To help you understand the differences, here is a summary of the input file :
<xarray.Dataset>
Dimensions: (latitude: 7, longitude: 8, time: 113952)
Coordinates:
number int64 ...
* time (time) datetime64[ns] 1979-01-01 ... 1991-12-31T23:00:00
step timedelta64[ns] ...
surface float64 ...
* latitude (latitude) float64 47.5 47.25 47.0 46.75 46.5 46.25 46.0
* longitude (longitude) float64 -3.0 -2.75 -2.5 -2.25 -2.0 -1.75 -1.5 -1.25
valid_time (time) datetime64[ns] ...
Data variables:
u10 (time, latitude, longitude) float32 ...
Attributes:
GRIB_edition: 1
GRIB_centre: ecmf
GRIB_centreDescription: European Centre for Medium-Range Weather Forecasts
GRIB_subCentre: 0
Conventions: CF-1.7
institution: European Centre for Medium-Range Weather Forecasts
history: 2022-05-04T13:10 GRIB to CDM+CF via cfgrib-0.9.9...
And the output one :
<xarray.Dataset>
Dimensions: (latitude: 7, longitude: 8, time: 113952)
Coordinates:
* time (time) datetime64[ns] 1979-01-01 ... 1991-12-31T23:00:00
* latitude (latitude) float64 46.0 46.25 46.5 46.75 47.0 47.25 47.5
* longitude (longitude) float64 -3.0 -2.75 -2.5 -2.25 -2.0 -1.75 -1.5 -1.25
Data variables:
number (time, latitude, longitude) int64 0 0 0 0 0 0 0 ... 0 0 0 0 0 0
step (time, latitude, longitude) timedelta64[ns] 00:00:00 ... 00:0...

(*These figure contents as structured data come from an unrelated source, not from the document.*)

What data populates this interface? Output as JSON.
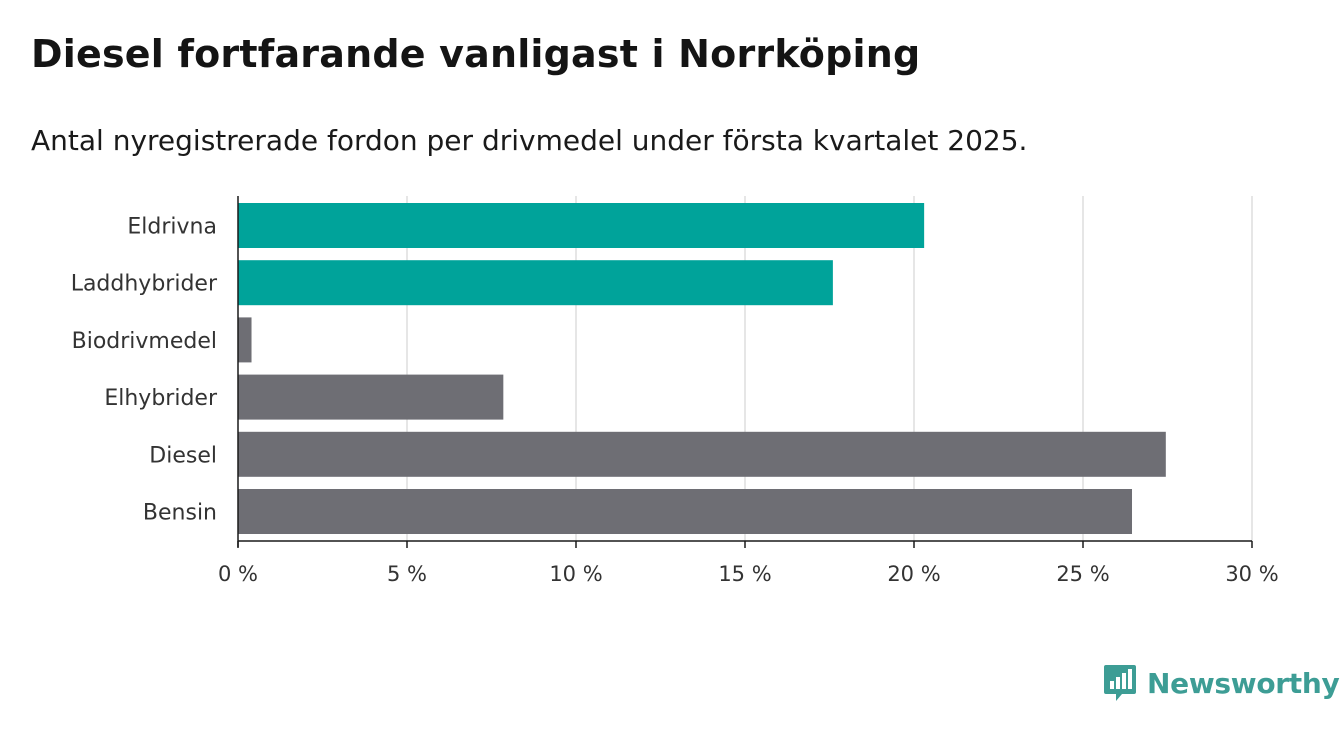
{
  "header": {
    "title": "Diesel fortfarande vanligast i Norrköping",
    "subtitle": "Antal nyregistrerade fordon per drivmedel under första kvartalet 2025."
  },
  "chart_data": {
    "type": "bar",
    "orientation": "horizontal",
    "categories": [
      "Eldrivna",
      "Laddhybrider",
      "Biodrivmedel",
      "Elhybrider",
      "Diesel",
      "Bensin"
    ],
    "values": [
      20.3,
      17.6,
      0.4,
      7.85,
      27.45,
      26.45
    ],
    "colors": [
      "#00a39a",
      "#00a39a",
      "#6e6e74",
      "#6e6e74",
      "#6e6e74",
      "#6e6e74"
    ],
    "x_ticks": [
      "0 %",
      "5 %",
      "10 %",
      "15 %",
      "20 %",
      "25 %",
      "30 %"
    ],
    "xlim": [
      0,
      30
    ],
    "grid": true,
    "unit": "%"
  },
  "brand": {
    "name": "Newsworthy",
    "color": "#3d9d95",
    "icon": "bar-chart-bubble-icon"
  }
}
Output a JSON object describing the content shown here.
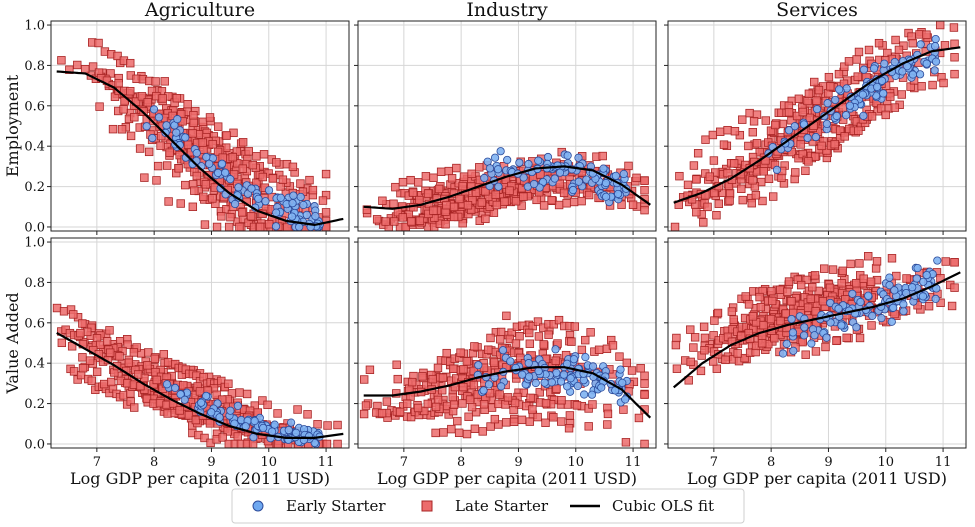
{
  "chart_data": {
    "type": "scatter",
    "columns": [
      "Agriculture",
      "Industry",
      "Services"
    ],
    "row_labels": [
      "Employment",
      "Value Added"
    ],
    "xlabel": "Log GDP per capita (2011 USD)",
    "xlim": [
      6.2,
      11.4
    ],
    "ylim": [
      -0.02,
      1.02
    ],
    "x_ticks": [
      7,
      8,
      9,
      10,
      11
    ],
    "y_ticks": [
      0.0,
      0.2,
      0.4,
      0.6,
      0.8,
      1.0
    ],
    "y_tick_labels": [
      "0.0",
      "0.2",
      "0.4",
      "0.6",
      "0.8",
      "1.0"
    ],
    "grid": true,
    "legend": {
      "placement": "bottom-center",
      "entries": [
        {
          "label": "Early Starter",
          "marker": "circle",
          "color": "#6fa8f0",
          "edge": "#2b4a9a"
        },
        {
          "label": "Late Starter",
          "marker": "square",
          "color": "#ec6b6b",
          "edge": "#a82424"
        },
        {
          "label": "Cubic OLS fit",
          "marker": "line",
          "color": "#000000"
        }
      ]
    },
    "panels": [
      {
        "row": "Employment",
        "column": "Agriculture",
        "fit": {
          "x": [
            6.3,
            6.8,
            7.3,
            7.8,
            8.3,
            8.8,
            9.3,
            9.8,
            10.3,
            10.8,
            11.3
          ],
          "y": [
            0.77,
            0.76,
            0.69,
            0.57,
            0.43,
            0.29,
            0.17,
            0.08,
            0.03,
            0.01,
            0.04
          ]
        },
        "early": {
          "x_range": [
            7.8,
            10.9
          ],
          "y_center": [
            0.52,
            0.02
          ],
          "spread": 0.08
        },
        "late": {
          "x_range": [
            6.3,
            11.0
          ],
          "y_center": [
            0.82,
            0.0
          ],
          "spread": 0.13
        }
      },
      {
        "row": "Employment",
        "column": "Industry",
        "fit": {
          "x": [
            6.3,
            6.8,
            7.3,
            7.8,
            8.3,
            8.8,
            9.3,
            9.8,
            10.3,
            10.8,
            11.3
          ],
          "y": [
            0.1,
            0.09,
            0.11,
            0.15,
            0.2,
            0.25,
            0.29,
            0.3,
            0.28,
            0.21,
            0.11
          ]
        },
        "early": {
          "x_range": [
            8.2,
            10.9
          ],
          "y_center": [
            0.33,
            0.18
          ],
          "spread": 0.08
        },
        "late": {
          "x_range": [
            6.3,
            11.2
          ],
          "y_center": [
            0.06,
            0.22
          ],
          "spread": 0.07
        }
      },
      {
        "row": "Employment",
        "column": "Services",
        "fit": {
          "x": [
            6.3,
            6.8,
            7.3,
            7.8,
            8.3,
            8.8,
            9.3,
            9.8,
            10.3,
            10.8,
            11.3
          ],
          "y": [
            0.12,
            0.17,
            0.24,
            0.33,
            0.43,
            0.53,
            0.63,
            0.73,
            0.81,
            0.87,
            0.89
          ]
        },
        "early": {
          "x_range": [
            7.8,
            10.9
          ],
          "y_center": [
            0.32,
            0.86
          ],
          "spread": 0.08
        },
        "late": {
          "x_range": [
            6.3,
            11.2
          ],
          "y_center": [
            0.12,
            0.9
          ],
          "spread": 0.11
        }
      },
      {
        "row": "Value Added",
        "column": "Agriculture",
        "fit": {
          "x": [
            6.3,
            6.8,
            7.3,
            7.8,
            8.3,
            8.8,
            9.3,
            9.8,
            10.3,
            10.8,
            11.3
          ],
          "y": [
            0.55,
            0.47,
            0.39,
            0.3,
            0.22,
            0.15,
            0.09,
            0.05,
            0.03,
            0.03,
            0.05
          ]
        },
        "early": {
          "x_range": [
            8.0,
            10.9
          ],
          "y_center": [
            0.35,
            0.01
          ],
          "spread": 0.05
        },
        "late": {
          "x_range": [
            6.3,
            11.2
          ],
          "y_center": [
            0.5,
            0.0
          ],
          "spread": 0.08
        }
      },
      {
        "row": "Value Added",
        "column": "Industry",
        "fit": {
          "x": [
            6.3,
            6.8,
            7.3,
            7.8,
            8.3,
            8.8,
            9.3,
            9.8,
            10.3,
            10.8,
            11.3
          ],
          "y": [
            0.24,
            0.24,
            0.26,
            0.29,
            0.33,
            0.36,
            0.38,
            0.38,
            0.35,
            0.27,
            0.13
          ]
        },
        "early": {
          "x_range": [
            8.2,
            10.9
          ],
          "y_center": [
            0.38,
            0.28
          ],
          "spread": 0.07
        },
        "late": {
          "x_range": [
            6.3,
            11.2
          ],
          "y_center": [
            0.25,
            0.27
          ],
          "spread": 0.1
        }
      },
      {
        "row": "Value Added",
        "column": "Services",
        "fit": {
          "x": [
            6.3,
            6.8,
            7.3,
            7.8,
            8.3,
            8.8,
            9.3,
            9.8,
            10.3,
            10.8,
            11.3
          ],
          "y": [
            0.28,
            0.4,
            0.49,
            0.55,
            0.59,
            0.62,
            0.65,
            0.68,
            0.72,
            0.78,
            0.85
          ]
        },
        "early": {
          "x_range": [
            8.0,
            10.9
          ],
          "y_center": [
            0.45,
            0.85
          ],
          "spread": 0.09
        },
        "late": {
          "x_range": [
            6.3,
            11.2
          ],
          "y_center": [
            0.42,
            0.88
          ],
          "spread": 0.09
        }
      }
    ]
  }
}
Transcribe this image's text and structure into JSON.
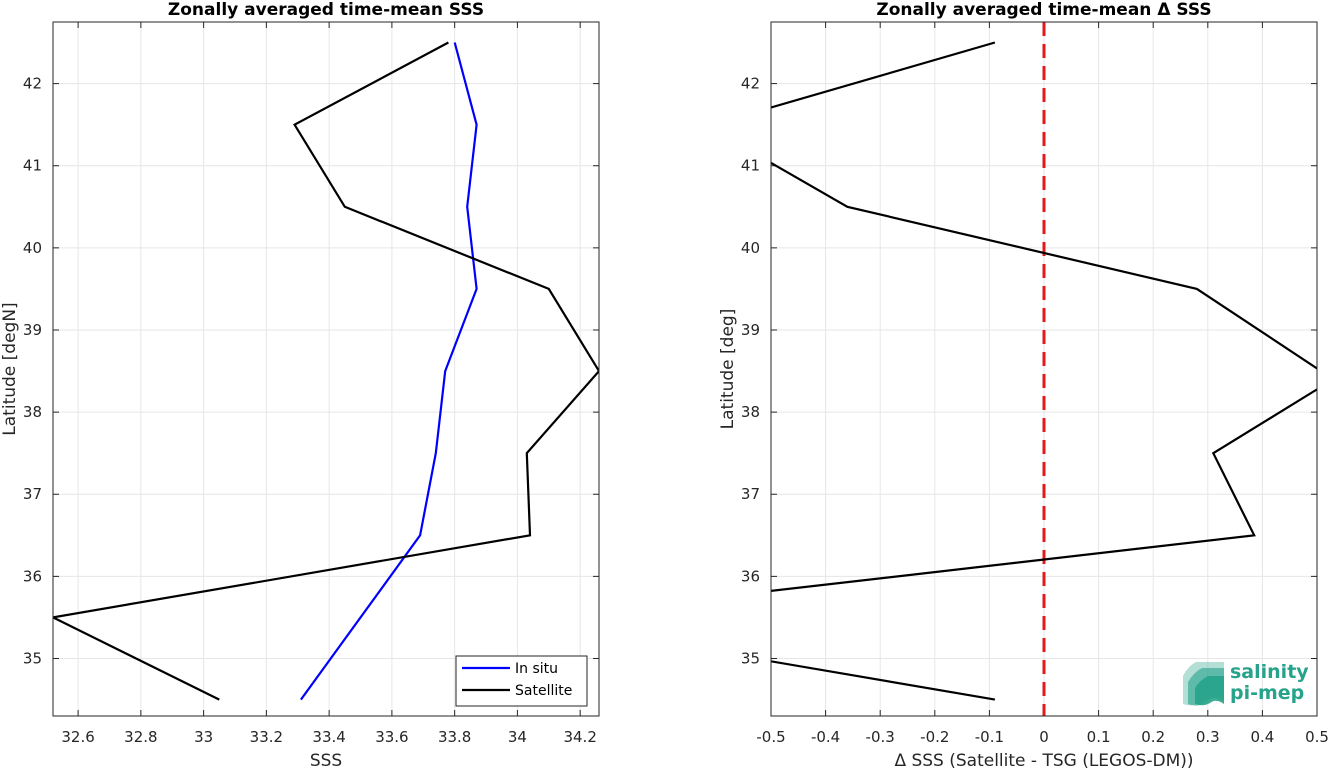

surface (time, latitude, longitude) float64 0.0 0.0 0.0 ... 0.0 0.0 0.0
valid_time (time, latitude, longitude) datetime64[ns] 1979-01-01 ... 199...
direction (time, latitude, longitude) float32 17.76 26.89 ... 180.1 178.5
Only difference I can see is that some of the original coordinates are now data variables.